Tuesday, November 14, 2006 - 9:45 AM
193-4

A Quantitative Pedology Approach to Continuous Soil Landscape Models.

D. Brenton Myers1, N. R. Kitchen2, K. A. Sudduth2, B. D. Mayhan3, R. J. Miles1, and E. J. Sadler2. (1) Univ of Missouri, 269 Ag Engineering Bldg, Columbia, MO 65211, (2) USDA-ARS, Cropping Systems and Water Quality Research, 269 Ag Engineering Bldg, Columbia, MO 65211, (3) Center for Agricultural, Resource and Env Systems, 130 Mumford Hall, Univ of Missouri, Columbia, MO 65211

Continuous representations of soil profiles and landscapes are needed to provide input into process based models and to move beyond the categorical paradigm of horizons and map-units. Continuous models of soil landscapes should be driven by the factors and processes of the soil genetic model. Parametric soil depth functions can be combined with spatial pedogenic factor data (e.g. ClOrPT) to map soil profile properties across the landscape. Loess-derived soils in upland landscapes of Northern Missouri provided a case study for this investigation. A large database of horizon-sampled soil profile data was converted to continuous pedometric depth functions which handle the vertical anisotropy of pedogenesis. This was achieved via a clay-maximum depth estimation procedure, and coherent depth translation.

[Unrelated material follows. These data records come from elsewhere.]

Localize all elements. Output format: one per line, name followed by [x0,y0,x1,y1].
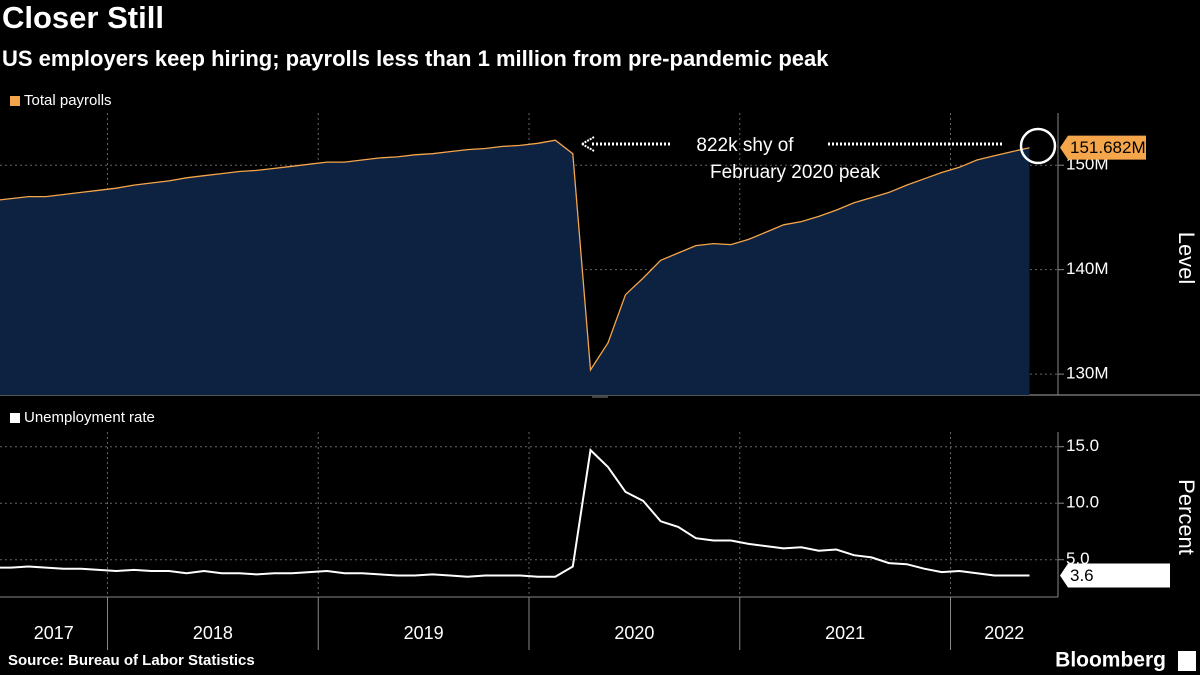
x-tick-label: 2018 [193,623,233,643]
brand: Bloomberg [1055,649,1166,672]
chart-subtitle: US employers keep hiring; payrolls less … [2,46,829,71]
chart-title: Closer Still [2,0,164,35]
legend-label: Total payrolls [24,92,112,109]
series-group [0,448,1030,578]
legend-swatch [10,413,20,423]
line [0,448,1030,578]
y-axis-label: Percent [1174,479,1199,555]
series-group [0,139,1030,395]
area [0,140,1030,395]
y-tick-label: 15.0 [1066,436,1099,455]
brand-icon [1178,651,1196,671]
x-tick-label: 2021 [825,623,865,643]
value-label-box [1060,563,1170,588]
arrow-head [581,136,595,152]
y-tick-label: 5.0 [1066,549,1090,568]
y-axis-label: Level [1174,232,1199,285]
y-tick-label: 130M [1066,364,1109,383]
legend-swatch [10,96,20,106]
line [0,139,1030,372]
y-tick-label: 140M [1066,259,1109,278]
legend-label: Unemployment rate [24,409,155,426]
x-tick-label: 2019 [404,623,444,643]
annotation: 822k shy of [696,135,794,156]
value-label: 151.682M [1070,138,1146,157]
x-tick-label: 2020 [614,623,654,643]
value-label-box [1060,135,1146,160]
x-tick-label: 2017 [34,623,74,643]
y-tick-label: 10.0 [1066,493,1099,512]
x-tick-label: 2022 [984,623,1024,643]
source: Source: Bureau of Labor Statistics [8,652,255,669]
value-label: 3.6 [1070,566,1094,585]
annotation: February 2020 peak [710,162,881,183]
highlight-circle [1019,127,1057,165]
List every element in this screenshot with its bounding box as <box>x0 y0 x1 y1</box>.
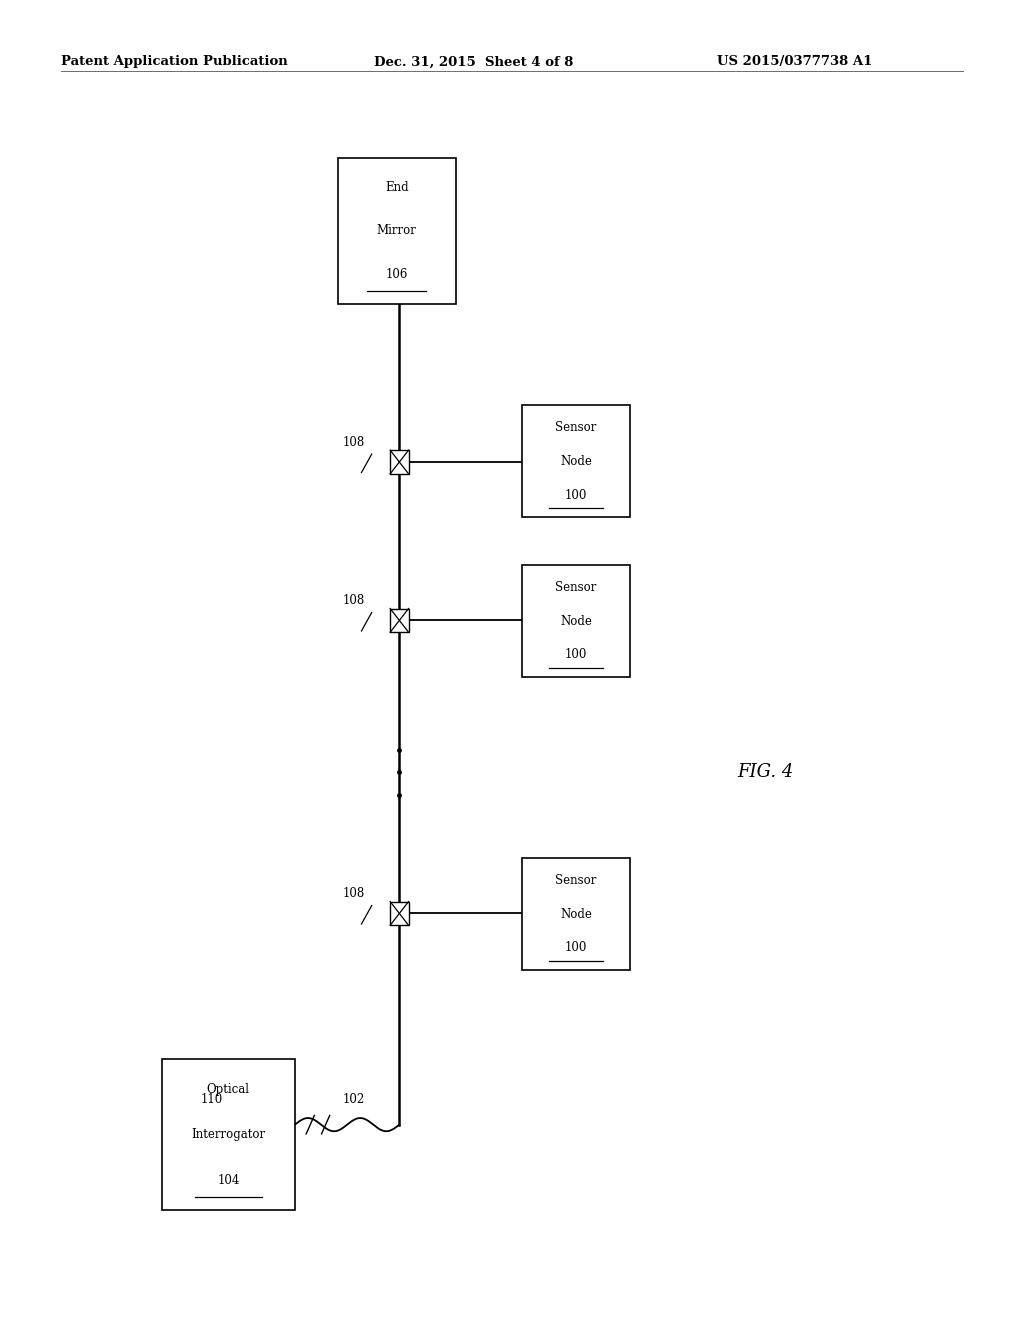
Text: Mirror: Mirror <box>377 224 417 238</box>
Text: Node: Node <box>560 615 592 627</box>
Text: Node: Node <box>560 455 592 467</box>
Text: Node: Node <box>560 908 592 920</box>
Text: Patent Application Publication: Patent Application Publication <box>61 55 288 69</box>
Bar <box>522 858 630 970</box>
Bar <box>390 450 409 474</box>
Text: 106: 106 <box>386 268 408 281</box>
Bar <box>162 1059 295 1210</box>
Text: Optical: Optical <box>207 1082 250 1096</box>
Text: FIG. 4: FIG. 4 <box>737 763 794 781</box>
Text: 100: 100 <box>565 941 587 954</box>
Text: End: End <box>385 181 409 194</box>
Text: 102: 102 <box>342 1093 365 1106</box>
Bar <box>390 609 409 632</box>
Text: 108: 108 <box>342 594 365 607</box>
Text: 104: 104 <box>217 1173 240 1187</box>
Text: Sensor: Sensor <box>555 421 597 434</box>
Text: Interrogator: Interrogator <box>191 1129 265 1140</box>
Text: Dec. 31, 2015  Sheet 4 of 8: Dec. 31, 2015 Sheet 4 of 8 <box>374 55 573 69</box>
Bar <box>522 405 630 517</box>
Text: US 2015/0377738 A1: US 2015/0377738 A1 <box>717 55 872 69</box>
Text: 108: 108 <box>342 436 365 449</box>
Text: Sensor: Sensor <box>555 874 597 887</box>
Text: 110: 110 <box>201 1093 223 1106</box>
Text: 100: 100 <box>565 488 587 502</box>
Bar <box>338 158 456 304</box>
Bar <box>522 565 630 677</box>
Text: 100: 100 <box>565 648 587 661</box>
Bar <box>390 902 409 925</box>
Text: 108: 108 <box>342 887 365 900</box>
Text: Sensor: Sensor <box>555 581 597 594</box>
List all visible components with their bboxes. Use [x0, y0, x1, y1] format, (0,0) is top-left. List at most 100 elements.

The transformed soil profile data was fitted to peak and rational functions having parameters that reflect specific features of the soil property distribution curve such as peak amplitude, amplitude location, skew, attack, and decay. The parameters of these pedometric functions are analogous to the soil property maximum, depth to maximum, abruptness, and profile anisotropy. The function parameters were then predicted across regional soil landscapes, using spatial genetic factor data such as climate and paleoclimate information, loess thickness, and digital elevation models. These continuous models of soil landscapes are important for applications where the soil map-unit scale is insufficient, such as in precision agriculture, high-resolution hydrology and plant modeling, and intensive land-use planning.